O prefeito de Ielmo Marinho, Fernando Batista Damasceno (MDB), divulgou nota à imprensa após a deflagração da Operação Securitas, conduzida pela Polícia Civil do Rio Grande do Norte, que cumpriu mandados de busca e apreensão em quatro municípios do estado.
No comunicado, a assessoria do prefeito informou que o gestor recebeu com surpresa a diligência judicial realizada em sua residência. Segundo a nota, os fatos apurados teriam ocorrido em meados de 2023, período anterior ao início do atual mandato eletivo, iniciado em 2025, e não guardariam relação com a administração municipal em curso.

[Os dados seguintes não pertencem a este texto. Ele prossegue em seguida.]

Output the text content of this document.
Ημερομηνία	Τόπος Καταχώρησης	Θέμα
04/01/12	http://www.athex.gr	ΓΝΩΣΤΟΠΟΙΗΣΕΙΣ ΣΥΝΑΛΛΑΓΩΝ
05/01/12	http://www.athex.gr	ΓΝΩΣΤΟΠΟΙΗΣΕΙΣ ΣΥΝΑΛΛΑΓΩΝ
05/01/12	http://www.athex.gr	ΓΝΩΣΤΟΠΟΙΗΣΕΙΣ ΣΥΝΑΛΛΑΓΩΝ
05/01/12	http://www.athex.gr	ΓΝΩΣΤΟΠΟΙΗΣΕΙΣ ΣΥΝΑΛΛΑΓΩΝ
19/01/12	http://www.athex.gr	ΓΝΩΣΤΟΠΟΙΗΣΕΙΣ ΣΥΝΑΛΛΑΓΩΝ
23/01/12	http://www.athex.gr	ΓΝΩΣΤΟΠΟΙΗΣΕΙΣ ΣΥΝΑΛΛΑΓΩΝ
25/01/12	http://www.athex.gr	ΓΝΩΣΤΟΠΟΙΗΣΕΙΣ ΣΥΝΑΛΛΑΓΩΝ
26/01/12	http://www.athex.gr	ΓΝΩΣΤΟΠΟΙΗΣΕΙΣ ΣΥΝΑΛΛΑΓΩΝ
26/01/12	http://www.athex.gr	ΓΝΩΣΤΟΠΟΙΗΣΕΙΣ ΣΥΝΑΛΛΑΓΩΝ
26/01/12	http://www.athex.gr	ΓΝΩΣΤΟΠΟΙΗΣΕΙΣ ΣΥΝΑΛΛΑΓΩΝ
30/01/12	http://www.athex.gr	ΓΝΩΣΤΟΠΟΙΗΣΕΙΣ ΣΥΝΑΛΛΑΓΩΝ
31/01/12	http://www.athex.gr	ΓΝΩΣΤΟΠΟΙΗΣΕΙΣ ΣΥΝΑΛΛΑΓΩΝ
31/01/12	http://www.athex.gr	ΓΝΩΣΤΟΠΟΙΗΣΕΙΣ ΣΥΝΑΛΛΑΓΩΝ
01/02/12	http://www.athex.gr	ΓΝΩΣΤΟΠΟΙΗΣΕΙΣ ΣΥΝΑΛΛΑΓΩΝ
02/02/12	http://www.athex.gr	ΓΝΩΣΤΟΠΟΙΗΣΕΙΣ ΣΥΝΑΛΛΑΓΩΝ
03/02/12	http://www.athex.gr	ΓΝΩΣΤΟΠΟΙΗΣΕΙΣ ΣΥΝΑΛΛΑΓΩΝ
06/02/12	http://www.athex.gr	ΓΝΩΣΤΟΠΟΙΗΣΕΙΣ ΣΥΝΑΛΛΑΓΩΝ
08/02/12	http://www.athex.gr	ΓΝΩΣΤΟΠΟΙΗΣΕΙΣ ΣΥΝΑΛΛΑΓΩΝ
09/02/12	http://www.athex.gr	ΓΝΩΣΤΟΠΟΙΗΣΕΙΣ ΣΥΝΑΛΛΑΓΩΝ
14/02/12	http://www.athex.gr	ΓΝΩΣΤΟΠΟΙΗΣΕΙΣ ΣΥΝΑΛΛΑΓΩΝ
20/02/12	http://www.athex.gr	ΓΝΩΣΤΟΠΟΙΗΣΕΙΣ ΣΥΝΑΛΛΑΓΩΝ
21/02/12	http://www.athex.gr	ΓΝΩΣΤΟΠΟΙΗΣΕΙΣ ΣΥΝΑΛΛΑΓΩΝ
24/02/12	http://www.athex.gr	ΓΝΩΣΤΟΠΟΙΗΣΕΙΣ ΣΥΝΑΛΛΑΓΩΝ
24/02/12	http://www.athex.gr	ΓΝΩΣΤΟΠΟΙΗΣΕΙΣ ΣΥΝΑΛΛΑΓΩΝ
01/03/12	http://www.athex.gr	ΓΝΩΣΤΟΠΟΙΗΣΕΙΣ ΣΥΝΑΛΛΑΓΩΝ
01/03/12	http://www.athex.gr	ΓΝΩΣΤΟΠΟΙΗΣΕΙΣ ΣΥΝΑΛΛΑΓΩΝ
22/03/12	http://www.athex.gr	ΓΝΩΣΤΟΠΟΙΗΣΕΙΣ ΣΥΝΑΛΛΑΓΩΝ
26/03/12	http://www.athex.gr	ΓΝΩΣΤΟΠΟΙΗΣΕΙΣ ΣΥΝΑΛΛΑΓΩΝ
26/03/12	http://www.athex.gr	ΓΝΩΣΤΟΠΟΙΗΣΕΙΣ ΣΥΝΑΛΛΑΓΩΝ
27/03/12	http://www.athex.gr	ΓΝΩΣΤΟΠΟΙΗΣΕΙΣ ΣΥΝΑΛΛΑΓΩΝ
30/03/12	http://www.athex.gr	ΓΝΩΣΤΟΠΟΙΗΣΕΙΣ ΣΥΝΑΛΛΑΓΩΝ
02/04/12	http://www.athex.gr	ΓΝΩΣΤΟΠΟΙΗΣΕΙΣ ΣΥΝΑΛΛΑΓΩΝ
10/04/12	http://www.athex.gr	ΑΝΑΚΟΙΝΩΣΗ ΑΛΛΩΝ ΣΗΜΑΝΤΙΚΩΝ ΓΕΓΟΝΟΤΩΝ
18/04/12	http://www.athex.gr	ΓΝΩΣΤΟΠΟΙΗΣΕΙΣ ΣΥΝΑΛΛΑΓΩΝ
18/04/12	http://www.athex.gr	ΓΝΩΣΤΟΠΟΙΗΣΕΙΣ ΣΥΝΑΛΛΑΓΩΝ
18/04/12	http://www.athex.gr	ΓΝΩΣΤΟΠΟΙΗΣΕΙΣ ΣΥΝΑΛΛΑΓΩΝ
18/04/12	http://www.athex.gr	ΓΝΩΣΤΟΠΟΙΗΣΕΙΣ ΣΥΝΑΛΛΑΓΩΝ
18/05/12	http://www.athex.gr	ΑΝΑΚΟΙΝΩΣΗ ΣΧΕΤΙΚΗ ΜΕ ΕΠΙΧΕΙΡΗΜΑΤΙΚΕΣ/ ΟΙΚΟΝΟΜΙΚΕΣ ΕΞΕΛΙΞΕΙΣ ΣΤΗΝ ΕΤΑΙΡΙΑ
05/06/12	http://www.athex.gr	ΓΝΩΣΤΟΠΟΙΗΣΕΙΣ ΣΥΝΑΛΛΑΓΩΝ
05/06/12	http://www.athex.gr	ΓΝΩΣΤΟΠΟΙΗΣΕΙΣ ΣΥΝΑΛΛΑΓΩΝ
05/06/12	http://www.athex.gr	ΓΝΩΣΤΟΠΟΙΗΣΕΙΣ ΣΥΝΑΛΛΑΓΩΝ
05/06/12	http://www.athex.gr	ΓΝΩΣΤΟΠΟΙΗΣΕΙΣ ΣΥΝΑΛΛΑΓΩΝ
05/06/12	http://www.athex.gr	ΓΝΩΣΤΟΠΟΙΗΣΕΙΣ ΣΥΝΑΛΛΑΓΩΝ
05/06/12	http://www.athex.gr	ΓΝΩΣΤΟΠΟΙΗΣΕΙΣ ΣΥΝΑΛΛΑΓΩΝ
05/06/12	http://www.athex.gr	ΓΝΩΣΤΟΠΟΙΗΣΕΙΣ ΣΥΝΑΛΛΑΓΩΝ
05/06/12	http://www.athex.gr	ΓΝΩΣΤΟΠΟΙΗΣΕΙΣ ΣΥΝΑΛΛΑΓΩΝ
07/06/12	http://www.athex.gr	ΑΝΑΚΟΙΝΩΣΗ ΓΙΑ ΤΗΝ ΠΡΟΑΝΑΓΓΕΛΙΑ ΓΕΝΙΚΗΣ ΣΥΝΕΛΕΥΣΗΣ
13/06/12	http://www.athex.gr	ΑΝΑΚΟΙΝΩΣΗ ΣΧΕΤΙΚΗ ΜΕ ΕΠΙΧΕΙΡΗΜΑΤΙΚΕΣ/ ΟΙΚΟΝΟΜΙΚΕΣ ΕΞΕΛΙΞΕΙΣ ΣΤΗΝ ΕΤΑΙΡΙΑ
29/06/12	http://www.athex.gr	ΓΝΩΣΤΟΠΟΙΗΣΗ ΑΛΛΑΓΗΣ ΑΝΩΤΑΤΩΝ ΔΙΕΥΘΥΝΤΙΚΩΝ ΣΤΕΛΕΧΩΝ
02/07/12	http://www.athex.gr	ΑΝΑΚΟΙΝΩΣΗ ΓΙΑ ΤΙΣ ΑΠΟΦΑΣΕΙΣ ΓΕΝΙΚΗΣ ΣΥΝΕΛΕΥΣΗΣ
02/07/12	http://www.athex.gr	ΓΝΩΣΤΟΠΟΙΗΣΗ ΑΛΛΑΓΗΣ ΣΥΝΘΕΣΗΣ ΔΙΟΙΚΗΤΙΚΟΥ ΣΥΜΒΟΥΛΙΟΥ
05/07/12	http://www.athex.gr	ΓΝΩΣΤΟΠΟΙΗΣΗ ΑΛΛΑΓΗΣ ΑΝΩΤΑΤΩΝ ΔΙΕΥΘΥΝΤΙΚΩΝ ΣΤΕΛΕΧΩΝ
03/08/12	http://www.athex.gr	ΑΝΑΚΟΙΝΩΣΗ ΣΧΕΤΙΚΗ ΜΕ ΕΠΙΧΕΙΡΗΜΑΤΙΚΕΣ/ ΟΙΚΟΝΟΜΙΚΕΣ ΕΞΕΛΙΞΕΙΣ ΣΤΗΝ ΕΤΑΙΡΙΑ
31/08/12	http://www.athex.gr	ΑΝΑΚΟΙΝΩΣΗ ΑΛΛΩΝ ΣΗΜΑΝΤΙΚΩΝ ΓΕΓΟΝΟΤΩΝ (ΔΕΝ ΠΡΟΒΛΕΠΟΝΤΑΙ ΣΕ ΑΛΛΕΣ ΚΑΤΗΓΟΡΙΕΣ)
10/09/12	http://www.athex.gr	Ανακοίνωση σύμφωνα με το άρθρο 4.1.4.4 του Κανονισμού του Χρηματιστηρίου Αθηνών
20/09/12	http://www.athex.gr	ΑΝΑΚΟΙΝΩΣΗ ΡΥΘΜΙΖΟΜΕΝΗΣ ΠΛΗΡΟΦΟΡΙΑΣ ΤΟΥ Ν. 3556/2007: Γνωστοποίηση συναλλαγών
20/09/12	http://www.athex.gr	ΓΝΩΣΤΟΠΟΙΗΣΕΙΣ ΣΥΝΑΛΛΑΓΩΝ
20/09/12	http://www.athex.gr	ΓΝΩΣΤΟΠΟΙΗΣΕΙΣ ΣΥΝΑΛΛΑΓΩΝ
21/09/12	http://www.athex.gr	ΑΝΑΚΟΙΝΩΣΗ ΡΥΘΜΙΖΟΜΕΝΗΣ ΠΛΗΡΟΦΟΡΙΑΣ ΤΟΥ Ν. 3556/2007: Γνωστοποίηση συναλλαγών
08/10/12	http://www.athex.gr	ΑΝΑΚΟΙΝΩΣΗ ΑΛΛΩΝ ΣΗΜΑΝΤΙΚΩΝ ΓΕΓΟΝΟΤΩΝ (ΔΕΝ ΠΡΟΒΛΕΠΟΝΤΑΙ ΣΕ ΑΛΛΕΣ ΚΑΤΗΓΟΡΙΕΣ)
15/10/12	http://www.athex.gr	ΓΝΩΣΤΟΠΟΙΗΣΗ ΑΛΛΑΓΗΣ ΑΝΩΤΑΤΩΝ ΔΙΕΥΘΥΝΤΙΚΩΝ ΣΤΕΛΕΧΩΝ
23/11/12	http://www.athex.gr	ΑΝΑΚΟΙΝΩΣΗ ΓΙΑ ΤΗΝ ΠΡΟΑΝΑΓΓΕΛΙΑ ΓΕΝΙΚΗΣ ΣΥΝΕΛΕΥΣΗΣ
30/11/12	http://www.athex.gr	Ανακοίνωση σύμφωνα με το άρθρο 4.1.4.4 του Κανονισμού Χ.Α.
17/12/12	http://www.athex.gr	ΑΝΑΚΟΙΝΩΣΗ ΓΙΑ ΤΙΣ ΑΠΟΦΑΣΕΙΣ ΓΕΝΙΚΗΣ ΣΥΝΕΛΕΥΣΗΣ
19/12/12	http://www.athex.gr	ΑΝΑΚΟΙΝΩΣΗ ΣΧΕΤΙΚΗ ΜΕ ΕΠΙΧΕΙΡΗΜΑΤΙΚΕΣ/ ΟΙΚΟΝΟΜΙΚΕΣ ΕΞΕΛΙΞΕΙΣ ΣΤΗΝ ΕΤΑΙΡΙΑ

Fernando Batista Damasceno declarou que está à disposição das autoridades para prestar esclarecimentos e colaborar com as investigações. A defesa técnica informou que aguarda acesso integral aos autos para adotar as medidas judiciais cabíveis. O prefeito também reiterou confiança nas instituições e no Poder Judiciário, além de afirmar que a agenda administrativa do município segue mantida.
Leia a nota na íntegra:
Operação Securitas
A Operação Securitas foi deflagrada nas primeiras horas da manhã desta quarta-feira (28) pela Polícia Civil do RN, com apoio do Ministério Público do Estado e da Polícia Militar. As diligências foram realizadas nos municípios de:
- Ielmo Marinho
- São Gonçalo do Amarante
- Natal
- Parnamirim
De acordo com a Polícia Civil, o prefeito de Ielmo Marinho é apontado como líder de uma organização criminosa, que teria a participação de agentes políticos, incluindo ocupantes de mandato legislativo, além de um policial militar.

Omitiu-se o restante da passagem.